Resulta revelador que Amazon.com empareje

Frozen

, a través del link Comprados Juntos Frecuentemente, con

Arguing With Idiots: How To Stop Small Minds and Big Government

[Discutiendo con idiotas: cómo detener a las mentes pequeñas y el Gran Gobierno], de Glenn Beck. La vertiente “Sentido Común” del actual conservadurismo populista—toda una filosofía política cuyo conjunto nítidamente engloba Beck en una exasperada sonrisa sardónica—es, en realidad, una forma remozada de anti-intelectualismo al viejo estilo.
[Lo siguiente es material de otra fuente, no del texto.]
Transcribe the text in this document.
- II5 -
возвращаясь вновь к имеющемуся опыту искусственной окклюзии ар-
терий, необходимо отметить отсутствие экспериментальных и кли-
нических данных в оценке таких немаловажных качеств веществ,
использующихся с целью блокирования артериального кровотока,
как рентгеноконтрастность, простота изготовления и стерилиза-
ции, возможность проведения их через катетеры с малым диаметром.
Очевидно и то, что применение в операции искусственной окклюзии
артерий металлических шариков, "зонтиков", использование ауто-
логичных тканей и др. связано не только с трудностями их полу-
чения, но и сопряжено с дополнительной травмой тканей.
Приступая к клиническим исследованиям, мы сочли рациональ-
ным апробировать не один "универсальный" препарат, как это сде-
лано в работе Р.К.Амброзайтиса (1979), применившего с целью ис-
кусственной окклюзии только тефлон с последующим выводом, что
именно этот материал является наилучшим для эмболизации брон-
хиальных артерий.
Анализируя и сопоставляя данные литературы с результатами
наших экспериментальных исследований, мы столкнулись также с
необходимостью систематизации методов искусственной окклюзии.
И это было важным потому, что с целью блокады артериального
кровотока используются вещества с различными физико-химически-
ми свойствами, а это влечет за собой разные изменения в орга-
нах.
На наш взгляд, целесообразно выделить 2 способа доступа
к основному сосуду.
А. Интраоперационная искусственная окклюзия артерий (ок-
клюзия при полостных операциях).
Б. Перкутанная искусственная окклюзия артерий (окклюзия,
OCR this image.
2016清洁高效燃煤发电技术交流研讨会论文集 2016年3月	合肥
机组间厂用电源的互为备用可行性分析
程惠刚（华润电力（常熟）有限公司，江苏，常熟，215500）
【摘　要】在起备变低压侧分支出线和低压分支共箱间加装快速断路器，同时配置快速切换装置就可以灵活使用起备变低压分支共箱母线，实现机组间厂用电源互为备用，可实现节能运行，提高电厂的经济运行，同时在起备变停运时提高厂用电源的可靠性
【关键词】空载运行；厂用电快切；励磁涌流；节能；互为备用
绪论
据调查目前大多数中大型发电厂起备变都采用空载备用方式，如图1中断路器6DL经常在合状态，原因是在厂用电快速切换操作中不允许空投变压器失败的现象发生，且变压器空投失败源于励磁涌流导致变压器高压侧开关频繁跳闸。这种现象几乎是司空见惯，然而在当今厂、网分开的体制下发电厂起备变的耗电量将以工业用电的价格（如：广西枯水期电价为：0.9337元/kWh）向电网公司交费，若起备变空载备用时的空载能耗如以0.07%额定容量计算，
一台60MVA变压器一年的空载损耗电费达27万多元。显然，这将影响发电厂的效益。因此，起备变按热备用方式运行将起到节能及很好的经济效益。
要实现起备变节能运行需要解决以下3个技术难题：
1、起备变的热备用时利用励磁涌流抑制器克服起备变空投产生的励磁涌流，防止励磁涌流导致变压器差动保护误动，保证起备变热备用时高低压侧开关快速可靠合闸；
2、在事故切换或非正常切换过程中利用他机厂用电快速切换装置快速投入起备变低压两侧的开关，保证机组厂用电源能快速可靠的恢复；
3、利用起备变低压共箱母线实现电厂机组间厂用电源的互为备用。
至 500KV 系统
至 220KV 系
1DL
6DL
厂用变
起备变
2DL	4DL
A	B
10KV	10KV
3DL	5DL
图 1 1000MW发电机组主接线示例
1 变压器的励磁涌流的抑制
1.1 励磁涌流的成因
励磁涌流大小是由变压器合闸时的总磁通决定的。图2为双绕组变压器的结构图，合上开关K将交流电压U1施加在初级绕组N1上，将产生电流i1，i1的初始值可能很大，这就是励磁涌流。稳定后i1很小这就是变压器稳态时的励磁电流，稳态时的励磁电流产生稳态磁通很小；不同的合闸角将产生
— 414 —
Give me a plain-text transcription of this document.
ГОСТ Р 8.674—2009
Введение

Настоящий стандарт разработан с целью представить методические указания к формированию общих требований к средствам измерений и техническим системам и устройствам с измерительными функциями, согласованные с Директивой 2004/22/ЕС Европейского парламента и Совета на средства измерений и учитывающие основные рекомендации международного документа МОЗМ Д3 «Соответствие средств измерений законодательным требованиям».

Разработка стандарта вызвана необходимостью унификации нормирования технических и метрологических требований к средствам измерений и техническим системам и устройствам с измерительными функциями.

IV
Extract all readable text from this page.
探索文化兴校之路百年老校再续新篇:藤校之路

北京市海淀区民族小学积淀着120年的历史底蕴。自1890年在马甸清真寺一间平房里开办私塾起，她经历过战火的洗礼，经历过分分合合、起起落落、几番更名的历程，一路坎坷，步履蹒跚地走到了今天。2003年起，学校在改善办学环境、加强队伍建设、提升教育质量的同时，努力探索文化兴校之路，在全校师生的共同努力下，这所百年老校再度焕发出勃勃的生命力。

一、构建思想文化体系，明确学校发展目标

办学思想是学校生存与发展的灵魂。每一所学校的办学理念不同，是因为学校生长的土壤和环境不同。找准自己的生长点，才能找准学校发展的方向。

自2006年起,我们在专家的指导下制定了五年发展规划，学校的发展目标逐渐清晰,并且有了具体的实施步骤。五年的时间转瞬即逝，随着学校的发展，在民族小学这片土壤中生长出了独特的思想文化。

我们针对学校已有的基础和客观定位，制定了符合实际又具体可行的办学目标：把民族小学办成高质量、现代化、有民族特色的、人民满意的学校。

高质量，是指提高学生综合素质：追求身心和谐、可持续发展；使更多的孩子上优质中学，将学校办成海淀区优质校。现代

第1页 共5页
En

Mothermelters

, Kunzman vuelve una y otra vez al tema central de que los directivos de Alcor eran una panda de elitistas intelectuales esnobs. El forense, ya desde las primeras páginas, arremete contra los representantes de Alcor, quienes, a su parecer, se recrearon demostrando su superioridad mental sobre él. Kunzman registra cada mirada de suficiencia, cada risa a su costa, cada gesto de “arrogancia” y “auto-importancia”. Tras confiscar y leer el diario de Mike Perry, declara a Perry “un sabihondo” y procede a divulgar los contenidos de su diario a sus lectores.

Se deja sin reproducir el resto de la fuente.